FOR THE JOURNEY
When you think about the Vatican, great filmmaking isn’t the first thing that comes to mind.
But a documentary released by the Vatican on the feast of St. Francis of Assisi, Oct. 4, is a must-see for all of us. It should be advertised in every parish bulletin, mentioned from every altar, shown to every youth group and be part of Catholic school curricula.
“The Letter: A Message For Our Earth” is directed by award-winning filmmaker Nicolas Brown, and filmed around the world.
It’s about climate change and the challenges facing our earth, but it’s interwoven with the personal stories of five main characters, mostly young activists who have traveled to Rome to share their stories with Pope Francis and engage in dialogue with him.
And their stories will touch you. You are shown the dry, cracked earth of drought-stricken Senegal, and meet Arouna Kandé, a young man from Senegal who has become a climate refugee and is now studying sustainable development. The film reminds us that more than 1 billion people are estimated to become climate refugees by 2050.
There is a lovely young woman from India, and a tribesman from the Brazilian Amazon. Their personal stories are matched with scenes of climate disruption around the globe.
In 2015, Pope Francis issued the encyclical “Laudato Si’, on Care for Our Common Home.” It was a wake-up call and garnered attention. Yet, honestly, how many Catholics actually read an entire encyclical?
But this film puts a human face on a problem that belongs to all of us and will be watched by millions. On the day it was released, it was also put on YouTube for free viewing worldwide.
Did you know that in 2019-2020, an area roughly the size of England burned in Australia?
Do you know the extent of the crisis in the Amazonian rainforest, what scientists have called the “lungs of the earth,” where greed and mismanagement threaten destruction?
Did you know that corals are called “the rainforest of the sea” and that 25% of all marine life depends on coral reefs at some point in their life cycle? And yet hotter waters are threatening corals’ existence.
At this point, it’s tempting to feel overwhelmed by the issue. We’re tempted to turn away.
But the humanity of this film and the people in it make you want to look. The soft voice of Pope Francis chatting with the young people, the conversations of the visitors themselves, bathed in the light of a campfire as they share their stories while on a visit to Assisi — this gives you a sense of hope, a desire to do something.
“Once you know, you cannot look away,” says Lorna Gold, a scientist in the film who works with the worldwide Laudato Si’ Movement and who has an irrepressible smile and a soft Scottish accent.
Pope Francis wrapped this documentary around his favorite themes — the poor and marginalized, Indigenous people, youth and nature itself. He wants us to question what we think of as “progress,” and how we place economic growth before the good of all.

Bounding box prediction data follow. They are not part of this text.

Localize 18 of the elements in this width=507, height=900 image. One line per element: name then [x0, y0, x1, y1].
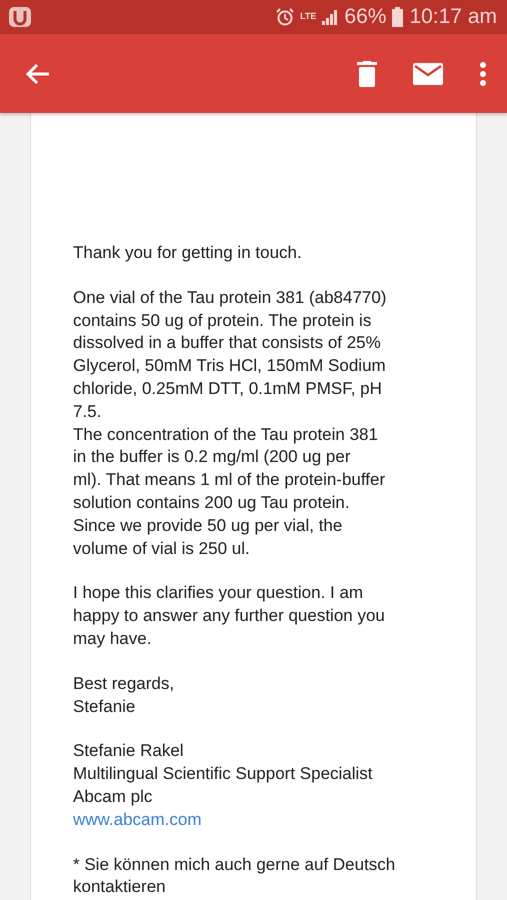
message-paragraph: I hope this clarifies your question. I am happy to answer any further question you may have. — [73, 582, 386, 650]
website-link[interactable]: www.abcam.com — [73, 808, 202, 832]
message-paragraph: Best regards, Stefanie — [73, 672, 176, 718]
clock: 10:17 am — [409, 5, 497, 29]
message-paragraph: One vial of the Tau protein 381 (ab84770) contains 50 ug of protein. The protein is dissolved in a buffer that consists of 25% Glycerol, 50mM Tris HCl, 150mM Sodium chloride, 0.25mM DTT, 0.1mM PMSF, pH 7.5. The concentration of the Tau protein 381 in the buffer is 0.2 mg/ml (200 ug per ml). That means 1 ml of the protein-buffer solution contains 200 ug Tau protein. Since we provide 50 ug per vial, the volume of vial is 250 ul. — [73, 286, 388, 560]
battery-icon — [392, 7, 404, 27]
battery-level: 66% — [344, 5, 386, 29]
footnote: * Sie können mich auch gerne auf Deutsch kontaktieren — [73, 854, 396, 898]
more-icon — [479, 62, 487, 86]
alarm-icon — [276, 8, 294, 26]
back-arrow-icon — [26, 62, 50, 84]
trash-icon — [357, 60, 377, 86]
network-type: LTE — [300, 11, 316, 21]
signal-icon — [322, 9, 338, 25]
mail-icon — [413, 62, 443, 84]
message-paragraph: Thank you for getting in touch. — [73, 242, 303, 264]
app-icon — [8, 5, 34, 29]
signature: Stefanie Rakel Multilingual Scientific Support Specialist Abcam plc — [73, 740, 374, 808]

This film is a call to action, and once you watch it, you can’t help but ask, how can I help? What attitudes toward consumption, food waste, plastic use, can I change? There are so many ways one person or one family can make a difference.
Jesuit Father Daniel Berrigan once wrote, “One cannot level one’s moral lance at every evil in the universe. … But you can do something, and the difference between doing something and doing nothing is everything.”